Reference Cells

Reference cells are storage locations that enable you to create mutable values with reference semantics.

Syntax

ref expression

Remarks

You use the ref operator before a value to create a new reference cell that encapsulates the value. You can then change the underlying value because it is mutable.

A reference cell holds an actual value; it is not just an address. When you create a reference cell by using the ref operator, you create a copy of the underlying value as an encapsulated mutable value.

You can dereference a reference cell by using the ! (bang) operator.

The following code example illustrates the declaration and use of reference cells.

// Declare a reference.
let refVar = ref 6

// Change the value referred to by the reference.
refVar := 50

// Dereference by using the ! operator.
printfn "%d" !refVar

The output is 50.

Reference cells are instances of the Ref generic record type, which is declared as follows.

type Ref<'a> =
{ mutable contents: 'a }

The type 'a ref is a synonym for Ref<'a>. The compiler and IntelliSense in the IDE display the former for this type, but the underlying definition is the latter.

The ref operator creates a new reference cell. The following code is the declaration of the ref operator.

let ref x = { contents = x }

The following table shows the features that are available on the reference cell.

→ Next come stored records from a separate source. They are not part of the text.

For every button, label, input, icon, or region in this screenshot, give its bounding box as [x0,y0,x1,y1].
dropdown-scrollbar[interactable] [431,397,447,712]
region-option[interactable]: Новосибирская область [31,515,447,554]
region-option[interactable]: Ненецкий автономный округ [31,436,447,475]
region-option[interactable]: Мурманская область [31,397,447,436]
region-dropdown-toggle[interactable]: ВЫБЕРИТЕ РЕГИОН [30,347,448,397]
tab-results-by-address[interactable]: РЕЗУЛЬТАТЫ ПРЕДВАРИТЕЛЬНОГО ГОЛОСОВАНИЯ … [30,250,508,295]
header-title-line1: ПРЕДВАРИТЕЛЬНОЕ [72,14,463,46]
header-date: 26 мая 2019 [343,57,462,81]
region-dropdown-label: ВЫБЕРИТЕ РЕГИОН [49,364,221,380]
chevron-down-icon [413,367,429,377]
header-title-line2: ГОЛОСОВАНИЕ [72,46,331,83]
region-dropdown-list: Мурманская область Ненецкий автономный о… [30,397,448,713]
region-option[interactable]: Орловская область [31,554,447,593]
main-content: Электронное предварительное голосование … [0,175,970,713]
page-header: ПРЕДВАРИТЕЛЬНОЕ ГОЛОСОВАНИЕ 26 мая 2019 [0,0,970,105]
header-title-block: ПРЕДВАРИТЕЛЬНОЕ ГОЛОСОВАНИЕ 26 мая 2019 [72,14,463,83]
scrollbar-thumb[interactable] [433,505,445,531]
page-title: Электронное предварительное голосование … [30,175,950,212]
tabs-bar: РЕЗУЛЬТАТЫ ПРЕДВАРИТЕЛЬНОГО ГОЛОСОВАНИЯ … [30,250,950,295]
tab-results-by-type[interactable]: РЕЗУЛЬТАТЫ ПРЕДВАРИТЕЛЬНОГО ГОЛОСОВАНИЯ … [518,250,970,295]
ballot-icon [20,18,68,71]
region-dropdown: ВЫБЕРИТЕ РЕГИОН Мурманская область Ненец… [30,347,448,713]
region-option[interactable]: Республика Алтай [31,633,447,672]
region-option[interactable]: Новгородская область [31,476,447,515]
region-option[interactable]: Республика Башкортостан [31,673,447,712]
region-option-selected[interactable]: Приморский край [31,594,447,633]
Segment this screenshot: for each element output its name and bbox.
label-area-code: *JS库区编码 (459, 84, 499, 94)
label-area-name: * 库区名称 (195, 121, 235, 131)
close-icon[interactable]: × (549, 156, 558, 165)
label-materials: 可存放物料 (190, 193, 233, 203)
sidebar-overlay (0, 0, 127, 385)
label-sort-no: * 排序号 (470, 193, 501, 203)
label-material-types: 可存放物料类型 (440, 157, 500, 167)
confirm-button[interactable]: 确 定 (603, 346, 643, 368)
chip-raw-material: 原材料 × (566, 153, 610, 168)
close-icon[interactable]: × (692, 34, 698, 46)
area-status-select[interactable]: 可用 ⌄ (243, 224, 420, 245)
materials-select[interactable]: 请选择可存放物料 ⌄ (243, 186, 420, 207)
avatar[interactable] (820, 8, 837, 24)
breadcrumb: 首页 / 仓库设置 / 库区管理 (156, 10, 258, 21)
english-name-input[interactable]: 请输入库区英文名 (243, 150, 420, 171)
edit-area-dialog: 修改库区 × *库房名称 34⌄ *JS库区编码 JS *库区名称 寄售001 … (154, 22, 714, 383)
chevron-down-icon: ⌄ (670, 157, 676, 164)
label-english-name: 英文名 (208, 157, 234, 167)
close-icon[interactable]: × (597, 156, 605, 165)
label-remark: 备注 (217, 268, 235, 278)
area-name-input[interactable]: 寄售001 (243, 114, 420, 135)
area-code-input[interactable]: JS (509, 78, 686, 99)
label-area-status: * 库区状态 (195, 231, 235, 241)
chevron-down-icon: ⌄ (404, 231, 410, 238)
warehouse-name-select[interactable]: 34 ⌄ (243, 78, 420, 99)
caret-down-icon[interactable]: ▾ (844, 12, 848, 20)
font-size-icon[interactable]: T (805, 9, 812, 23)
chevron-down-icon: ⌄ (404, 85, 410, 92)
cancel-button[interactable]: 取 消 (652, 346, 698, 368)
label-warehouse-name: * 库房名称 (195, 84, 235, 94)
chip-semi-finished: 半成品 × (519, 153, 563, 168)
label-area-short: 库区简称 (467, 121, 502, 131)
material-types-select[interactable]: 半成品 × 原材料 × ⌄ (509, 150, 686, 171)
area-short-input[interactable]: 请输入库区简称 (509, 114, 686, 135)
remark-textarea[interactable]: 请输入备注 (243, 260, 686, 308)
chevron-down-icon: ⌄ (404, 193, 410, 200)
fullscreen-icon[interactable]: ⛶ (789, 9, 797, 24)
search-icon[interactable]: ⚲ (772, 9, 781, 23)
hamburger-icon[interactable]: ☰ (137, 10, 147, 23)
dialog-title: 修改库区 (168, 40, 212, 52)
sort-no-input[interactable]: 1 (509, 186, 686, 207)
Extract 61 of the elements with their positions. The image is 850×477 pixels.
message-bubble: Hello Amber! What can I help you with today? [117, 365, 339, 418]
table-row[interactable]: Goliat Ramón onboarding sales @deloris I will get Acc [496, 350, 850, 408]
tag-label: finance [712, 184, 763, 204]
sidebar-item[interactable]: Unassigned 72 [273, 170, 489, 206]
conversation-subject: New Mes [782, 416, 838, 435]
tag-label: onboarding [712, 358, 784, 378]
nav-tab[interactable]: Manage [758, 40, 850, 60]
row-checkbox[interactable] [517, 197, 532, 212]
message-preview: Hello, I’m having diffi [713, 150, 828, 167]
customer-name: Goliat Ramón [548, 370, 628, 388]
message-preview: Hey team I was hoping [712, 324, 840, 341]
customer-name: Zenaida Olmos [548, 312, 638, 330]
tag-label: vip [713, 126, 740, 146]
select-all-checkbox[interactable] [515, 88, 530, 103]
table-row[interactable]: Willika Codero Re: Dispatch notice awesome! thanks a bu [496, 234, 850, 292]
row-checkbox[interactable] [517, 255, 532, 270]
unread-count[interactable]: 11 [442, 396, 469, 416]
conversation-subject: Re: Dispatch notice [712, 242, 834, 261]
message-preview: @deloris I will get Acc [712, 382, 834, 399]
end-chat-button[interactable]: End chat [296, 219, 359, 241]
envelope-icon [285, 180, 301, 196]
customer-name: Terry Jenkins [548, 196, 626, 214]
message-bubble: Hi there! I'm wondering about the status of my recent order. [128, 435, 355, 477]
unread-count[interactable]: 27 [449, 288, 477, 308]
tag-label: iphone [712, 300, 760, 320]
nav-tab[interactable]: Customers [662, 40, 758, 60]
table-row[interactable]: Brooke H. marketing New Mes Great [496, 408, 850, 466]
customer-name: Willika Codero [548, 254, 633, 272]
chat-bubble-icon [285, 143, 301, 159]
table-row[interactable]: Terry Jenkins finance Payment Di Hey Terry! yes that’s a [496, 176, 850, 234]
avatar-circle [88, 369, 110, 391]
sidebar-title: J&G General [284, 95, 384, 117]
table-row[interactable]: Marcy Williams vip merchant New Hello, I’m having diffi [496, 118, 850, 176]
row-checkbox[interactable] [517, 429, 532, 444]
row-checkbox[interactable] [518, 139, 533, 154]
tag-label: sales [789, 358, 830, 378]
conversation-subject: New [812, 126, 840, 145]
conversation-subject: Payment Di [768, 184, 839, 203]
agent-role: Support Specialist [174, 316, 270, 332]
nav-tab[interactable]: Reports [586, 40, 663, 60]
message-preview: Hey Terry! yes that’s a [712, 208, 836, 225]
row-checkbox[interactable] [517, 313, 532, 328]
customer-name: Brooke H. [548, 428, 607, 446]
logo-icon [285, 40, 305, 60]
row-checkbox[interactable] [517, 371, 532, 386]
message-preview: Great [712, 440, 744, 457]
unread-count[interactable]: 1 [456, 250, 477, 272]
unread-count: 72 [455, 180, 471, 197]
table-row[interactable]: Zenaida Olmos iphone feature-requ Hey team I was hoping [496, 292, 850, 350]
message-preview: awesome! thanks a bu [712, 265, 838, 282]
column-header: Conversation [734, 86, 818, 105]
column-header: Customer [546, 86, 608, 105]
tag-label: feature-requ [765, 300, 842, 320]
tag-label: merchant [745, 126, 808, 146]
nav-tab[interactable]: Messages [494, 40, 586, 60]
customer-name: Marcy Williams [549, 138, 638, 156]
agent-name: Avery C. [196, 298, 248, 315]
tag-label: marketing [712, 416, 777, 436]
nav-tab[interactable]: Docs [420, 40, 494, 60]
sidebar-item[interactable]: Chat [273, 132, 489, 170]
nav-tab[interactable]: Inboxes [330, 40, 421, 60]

Operator, member, or field Description Type Definition
! (dereference operator) Returns the underlying value. 'a ref -> 'a let (!) r = r.contents
:= (assignment operator) Changes the underlying value. 'a ref -> 'a -> unit let (:=) r x = r.contents <- x
ref (operator) Encapsulates a value into a new reference cell. 'a -> 'a ref let ref x = { contents = x }
Value (property) Gets or sets the underlying value. unit -> 'a member x.Value = x.contents
contents (record field) Gets or sets the underlying value. 'a let ref x = { contents = x }

There are several ways to access the underlying value. The value returned by the dereference operator (!) is not an assignable value. Therefore, if you are modifying the underlying value, you must use the assignment operator (:=) instead.

Both the Value property and the contents field are assignable values. Therefore, you can use these to either access or change the underlying value, as shown in the following code.

let xRef : int ref = ref 10

printfn "%d" (xRef.Value)
printfn "%d" (xRef.contents)

xRef.Value <- 11
printfn "%d" (xRef.Value)
xRef.contents <- 12
printfn "%d" (xRef.contents)

The output is as follows.

10
10
11
12

The field contents is provided for compatibility with other versions of ML and will produce a warning during compilation. To disable the warning, use the --mlcompatibility compiler option. For more information, see Compiler Options.

C# programmers should know that ref in C# is not the same thing as ref in F#. The equivalent constructs in F# are byrefs, which are a different concept from reference cells.

Values marked as mutablemay be automatically promoted to 'a ref if captured by a closure; see Values.